Christian Wück hat viele Aufgaben in diesen Tagen. Der Bundestrainer der deutschen Fußballerinnen bereitet sich auf seine erste Europameisterschaft vor, sucht die bestmögliche Formation, beobachtet Formkurven und klügelt womöglich einen Masterplan aus. Viel zu tun, keine Frage.
Doch während Wück an der Taktik feilt, lässt er eine Fähigkeit vermissen, die mindestens genauso wichtig ist wie das Jonglieren mit Magneten auf der Taktiktafel: Kommunikation.
Felicitas Rauch, 50-fache Nationalspielerin, ist nicht für den vorläufigen EM-Kader nominiert worden. Das gab der DFB am Dienstag bekannt. Die Spielerin selbst informierte die Öffentlichkeit einen Tag später über ihr Aus via Instagram.
Die Linksverteidigerin vom US-Klub North Carolina Courage zeigte sich "sehr enttäuscht". Für Deutschland aufzulaufen, das war immer eine "große Ehre", schreibt sie.

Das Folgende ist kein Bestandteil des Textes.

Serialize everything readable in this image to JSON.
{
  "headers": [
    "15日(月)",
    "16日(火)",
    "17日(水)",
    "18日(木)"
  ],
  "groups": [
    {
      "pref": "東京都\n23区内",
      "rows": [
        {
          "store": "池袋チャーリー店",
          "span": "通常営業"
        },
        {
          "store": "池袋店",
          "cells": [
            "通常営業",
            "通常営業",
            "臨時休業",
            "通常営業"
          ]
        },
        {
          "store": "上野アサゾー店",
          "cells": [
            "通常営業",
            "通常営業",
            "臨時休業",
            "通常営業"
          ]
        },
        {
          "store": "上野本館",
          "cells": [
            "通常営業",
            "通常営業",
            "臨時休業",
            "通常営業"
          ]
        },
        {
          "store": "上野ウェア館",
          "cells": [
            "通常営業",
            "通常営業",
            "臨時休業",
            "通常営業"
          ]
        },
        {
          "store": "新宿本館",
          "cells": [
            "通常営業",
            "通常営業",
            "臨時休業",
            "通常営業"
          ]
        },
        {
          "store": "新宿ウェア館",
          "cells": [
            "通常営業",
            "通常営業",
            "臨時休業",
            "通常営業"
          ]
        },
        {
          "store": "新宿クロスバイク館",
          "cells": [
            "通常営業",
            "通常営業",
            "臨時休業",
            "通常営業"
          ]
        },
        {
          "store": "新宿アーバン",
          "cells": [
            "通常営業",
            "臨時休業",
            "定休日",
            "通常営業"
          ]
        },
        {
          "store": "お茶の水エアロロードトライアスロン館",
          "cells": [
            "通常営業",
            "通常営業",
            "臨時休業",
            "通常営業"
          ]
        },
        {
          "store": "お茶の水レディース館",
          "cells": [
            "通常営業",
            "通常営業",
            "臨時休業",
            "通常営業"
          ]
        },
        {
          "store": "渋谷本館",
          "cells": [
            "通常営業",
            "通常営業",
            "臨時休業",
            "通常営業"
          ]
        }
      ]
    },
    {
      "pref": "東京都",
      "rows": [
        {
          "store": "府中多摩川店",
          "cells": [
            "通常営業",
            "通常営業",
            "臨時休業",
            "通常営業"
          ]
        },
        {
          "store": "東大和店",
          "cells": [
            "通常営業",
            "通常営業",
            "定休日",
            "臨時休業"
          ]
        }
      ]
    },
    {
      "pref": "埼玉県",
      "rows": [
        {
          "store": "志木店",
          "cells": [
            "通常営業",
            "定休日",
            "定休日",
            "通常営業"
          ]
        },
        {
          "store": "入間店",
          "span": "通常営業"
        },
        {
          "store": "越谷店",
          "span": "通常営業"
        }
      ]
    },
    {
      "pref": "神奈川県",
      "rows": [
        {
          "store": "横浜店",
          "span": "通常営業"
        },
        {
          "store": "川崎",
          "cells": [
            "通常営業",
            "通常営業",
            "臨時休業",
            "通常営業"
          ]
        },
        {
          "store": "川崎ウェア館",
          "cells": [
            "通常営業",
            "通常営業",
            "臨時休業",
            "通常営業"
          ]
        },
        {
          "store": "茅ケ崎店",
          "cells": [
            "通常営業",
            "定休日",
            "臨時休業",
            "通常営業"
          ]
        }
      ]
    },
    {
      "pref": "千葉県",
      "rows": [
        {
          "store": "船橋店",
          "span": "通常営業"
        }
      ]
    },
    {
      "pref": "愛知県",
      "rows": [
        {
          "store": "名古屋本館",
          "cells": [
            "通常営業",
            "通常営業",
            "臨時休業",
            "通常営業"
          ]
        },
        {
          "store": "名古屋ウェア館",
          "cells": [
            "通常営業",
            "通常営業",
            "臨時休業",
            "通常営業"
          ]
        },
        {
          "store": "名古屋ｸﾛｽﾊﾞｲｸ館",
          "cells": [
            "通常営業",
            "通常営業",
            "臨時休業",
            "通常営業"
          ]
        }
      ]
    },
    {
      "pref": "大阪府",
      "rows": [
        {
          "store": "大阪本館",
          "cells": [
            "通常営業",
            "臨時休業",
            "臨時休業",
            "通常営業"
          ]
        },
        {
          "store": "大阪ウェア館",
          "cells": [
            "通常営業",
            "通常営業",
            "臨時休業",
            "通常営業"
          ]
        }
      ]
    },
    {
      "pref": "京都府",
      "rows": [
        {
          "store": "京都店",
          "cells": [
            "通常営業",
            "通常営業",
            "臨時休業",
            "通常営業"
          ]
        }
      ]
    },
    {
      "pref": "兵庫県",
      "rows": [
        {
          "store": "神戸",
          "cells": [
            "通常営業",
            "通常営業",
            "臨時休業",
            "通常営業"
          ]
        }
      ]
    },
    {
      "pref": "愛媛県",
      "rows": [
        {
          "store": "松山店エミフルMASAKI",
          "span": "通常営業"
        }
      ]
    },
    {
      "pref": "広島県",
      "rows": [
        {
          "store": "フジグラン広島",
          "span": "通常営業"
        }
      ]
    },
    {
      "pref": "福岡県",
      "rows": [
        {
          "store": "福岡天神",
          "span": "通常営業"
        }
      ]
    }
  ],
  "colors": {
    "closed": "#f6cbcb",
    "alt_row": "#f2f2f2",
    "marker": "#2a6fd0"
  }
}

Die Entscheidung von Wück hat sie zwar akzeptiert, so scheint es, allen Grund zum Ärger hat sie aber trotzdem. Warum? Der Bundestrainer hat sie über ihre Ausbootung vorab nicht informiert. Deshalb also die Kritik. Und ihr Wunsch nach einer "viel transparenteren Kommunikation".
Statt also die Handynummer der Nationalspielerin zu wählen, entschied Wück, seinen Fokus voll und ganz auf das Sportliche zu richten. Dabei rutschten ein paar andere Namen auf seinen Zettel weiter nach oben. Unter anderem die von Defensivakteurin Sara Doorsoun und Rebecca Knaak.
Beide standen Wück schon länger nicht zur Verfügung, bei den jüngsten Siegen in der Nations League gegen Schottland – auf einen 4:0-Sieg folgte ein Schützenfest mit sechs Toren – waren sie nicht dabei. Der Grund: eine muskuläre Verletzung im Februar, sowohl bei Doorsoun als auch Knaak.
Nicht fehlen durfte außerdem Kathrin Hendrich, etablierte Größe beim VfL Wolfsburg. Die Abwehrspezialistin, die etwa sechs Wochen an einer Knieverletzung laborierte, stößt am 30. Mai, wenn sich die Nationalmannschaft in Vorbereitung auf zwei weitere Nations-League-Spiele trifft, zum engeren Kreis dazu.
Das sind durchaus positive Nachrichten, wenn man bedenkt, dass Bundestrainer Wück die Tür für alle Spielerinnen, so kurz vor der EM, offen hält. Und nicht nur, wie zuletzt angekündigt, für Deutschlands womöglich beliebteste Fußballerin: Lena Oberdorf.
Um es also einmal festzuhalten: Christian Wück darf nominieren, wen er will. Felicitas Rauch nicht zu berücksichtigen, ist sein gutes Recht. Doch dass sie, wie sie öffentlich schildert, nicht informiert wurde, geschweige denn einen Grund für ihre Ausbootung erhielt, wirft Fragen auf.
Fragen, die nicht nur Rauch beschäftigen dürften. Schon in der Vorwoche hatte Stürmerin Nicole Anyomi im Interview mit watson über fehlenden Austausch geklagt. Es entsteht also ein Muster, aber kein schmeichelhaftes.
Dass Wück 25 Spielerinnen eingeladen hat, im Wissen, noch zwei von ihnen streichen zu müssen, kann man als Zeichen sportlicher Sorgfalt deuten. Oder als Unsicherheit. Es wirkt jedenfalls so, als verliere er auf der Zielgeraden zur EM die Übersicht – und den Kontakt zu denjenigen, die den sportlichen Erfolg am Ende tragen sollen.
Ein Trainer, der sich seiner Spielerinnen nicht stellt, vergibt Vertrauen. Und damit Substanz. Denn Erfolge wachsen nicht allein auf Trainingsplätzen, sondern auch in Gesprächen, die wehtun können. Deshalb gilt: Reden ist Pflicht. Vor allem dann, wenn es unangenehm wird.